Sochi, Russia – Yuzuru Hanyu has impressed skating analysts with his performance in the short program in the team event and his official practices since arriving in Sochi.
Enough that several, including 2010 gold medalist Evan Lysacek of the United States, believe the Sendai native is the favorite for the gold medal in men’s singles starting Thursday night.
“For sure, he has a good shot,” said the 2010 Olympic champion, told icenetwork.com. “He’s got the edge after his brilliant short.”
Following Tuesday’s session, the 19-year-old spoke to the media and said that he is taking it one day at a time and not looking ahead.
“I am not even thinking about the color of the medal,” he said. “I am just concentrating, very hard, at each practice and really doing everything I can do.”
When a reporter asked him if he was nervous, Hanyu said he was not.
“Nervous? I don’t feel nervous,” he said. “I am just practicing very seriously here in Sochi. I’m not feeling bad about anything.”
What is clear to just about every observer is that Hanyu is ascending. The Grand Prix Final champion looked outstanding in Tuesday’s practice, landing several quadruple jumps and not falling once. He appeared smooth as silk as he went through his paces.
Hanyu practiced again Wednesday without incident.
Questions abound about three-time defending world champion Patrick Chan, who was beaten by Hanyu at the GP Final in Fukuoka in December, and had issues in the short program in the team event.
The 23-year-old Chan does not appear to have the stamina that his younger rival Hanyu has at this point, nor the precision.
While Evgeni Plushenko is also in the mix, there are doubts about whether the 31-year-old can hold up through two programs in two nights. He complained about back pain after Sunday’s free skate in the team event, and that was following two days without competition.
In the end, the result will likely come down to Hanyu’s ability to cope with the pressure.
As coach Nikolai Morozov has said, “Skating is 98 percent mental on this level.”
Based on how Hanyu is trending – winning the GP Final and the Japan nationals in the past two months – it is clear that his path to Olympic glory is in sight.
All he has to do now is go out and take it.
Expert analysis: Add legendary coach Frank Carroll, who helped lead Michelle Kwan to four of her five world titles and one of her two Olympic medals, to those who think Russia’s teen wonder Julia Lipnitskaia was the beneficiary of inflated scores during the team event.
“There are things I like about that young lady’s skating and things I don’t like,” Carroll told icenetwork.com. “I think she is absolutely wonderful at the age. I don’t think she skates in between things (elements) like a total, mature skater.
“She was given some 10’s for PCS (program component scores), which is on par with [Patrick] Chan and everyone who has ever been. She’s not there yet,” he said.
Travel plans: Defending Olympic champion Kim Yu-na was scheduled to arrive in Sochi around midnight on Wednesday. She will likely have her first practice here on Thursday morning.
A huge media throng turned up to see her off at Seoul’s Incheon Airport when she departed earlier in the day.

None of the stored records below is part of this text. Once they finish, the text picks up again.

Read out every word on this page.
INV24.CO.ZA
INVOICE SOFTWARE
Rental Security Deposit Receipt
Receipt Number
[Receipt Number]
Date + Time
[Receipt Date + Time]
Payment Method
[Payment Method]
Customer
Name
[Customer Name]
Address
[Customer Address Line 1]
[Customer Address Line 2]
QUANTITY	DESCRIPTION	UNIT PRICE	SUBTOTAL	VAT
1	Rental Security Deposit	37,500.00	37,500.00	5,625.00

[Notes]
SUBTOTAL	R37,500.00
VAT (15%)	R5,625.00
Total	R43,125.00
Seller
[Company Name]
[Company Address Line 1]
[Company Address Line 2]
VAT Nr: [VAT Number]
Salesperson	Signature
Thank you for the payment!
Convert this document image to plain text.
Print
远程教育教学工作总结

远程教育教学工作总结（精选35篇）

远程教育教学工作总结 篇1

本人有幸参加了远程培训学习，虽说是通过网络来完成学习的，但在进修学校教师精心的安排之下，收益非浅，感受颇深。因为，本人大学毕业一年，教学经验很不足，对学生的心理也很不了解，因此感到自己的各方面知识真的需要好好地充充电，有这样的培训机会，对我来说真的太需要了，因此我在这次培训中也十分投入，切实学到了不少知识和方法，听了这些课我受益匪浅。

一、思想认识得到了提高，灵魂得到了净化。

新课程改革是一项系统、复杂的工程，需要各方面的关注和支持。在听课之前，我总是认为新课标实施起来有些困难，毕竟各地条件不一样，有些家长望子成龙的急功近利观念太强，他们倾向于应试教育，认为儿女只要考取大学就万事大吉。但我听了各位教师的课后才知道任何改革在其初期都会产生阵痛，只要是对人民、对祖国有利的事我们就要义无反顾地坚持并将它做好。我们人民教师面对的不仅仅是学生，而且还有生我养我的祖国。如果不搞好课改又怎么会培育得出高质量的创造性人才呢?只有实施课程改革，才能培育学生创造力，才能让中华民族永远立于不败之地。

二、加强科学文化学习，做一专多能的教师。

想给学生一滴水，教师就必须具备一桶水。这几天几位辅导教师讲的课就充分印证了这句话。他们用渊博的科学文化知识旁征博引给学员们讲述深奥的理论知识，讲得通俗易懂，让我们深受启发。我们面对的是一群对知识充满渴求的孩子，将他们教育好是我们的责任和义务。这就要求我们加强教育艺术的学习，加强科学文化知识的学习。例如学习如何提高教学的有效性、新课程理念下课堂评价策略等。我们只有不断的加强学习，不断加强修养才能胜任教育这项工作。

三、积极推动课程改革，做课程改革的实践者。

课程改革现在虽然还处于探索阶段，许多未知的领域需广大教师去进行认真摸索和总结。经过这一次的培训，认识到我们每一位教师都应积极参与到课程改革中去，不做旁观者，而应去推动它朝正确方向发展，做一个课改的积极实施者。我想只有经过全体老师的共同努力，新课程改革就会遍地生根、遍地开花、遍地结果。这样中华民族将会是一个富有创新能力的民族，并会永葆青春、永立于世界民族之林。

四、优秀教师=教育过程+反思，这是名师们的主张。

“It will be the last competition of my professional career, so I want to make sure I have no regrets and enjoy the experience,” the Chosun Ilbo quoted Kim as saying.
“It is my second and last Olympics. I can say I’m in good condition as I’m now injury-free at least,” she added.
Kim seemed unconcerned about the emergence of Lipnitskaia.
“It will be a great opportunity for her as the Olympics are taking place in her home country,” Kim said. “Thinking about who may or may not do well won’t help me at all. What’s important is I do everything I’ve been preparing so hard to do.”
Meanwhile, Kanako Murakami is set to jet in from Japan on Thursday.
Mao Asada and Akiko Suzuki are now training in Armenia and are expected to return to Sochi later this week.
After the performance of Lipnitskaia in the team competition, it appears that many of the international media see the battle for the gold medal as being between Kim and the young Russian. Mao Asada, the silver medalist in Vancouver four years ago, has practically become an afterthought.
Smart move: The Main Press Center and the International Broadcast Center here are connected into one massive structure, which can mean a lot of walking to get from one place to another. The building is equivalent to the size of a large shopping mall.
Shizuka Arakawa, the 2006 Olympic gold medalist who is here working for NTV, has found a way to expedite her travels within the IBC. She posted a photo of herself on Twitter on Wednesday in the cafeteria with inline skates on.
Arakawa is not the only former Japan Olympian here working in media. Junko Yaginuma (1988) and Nobunari Oda (2010) are also on the job.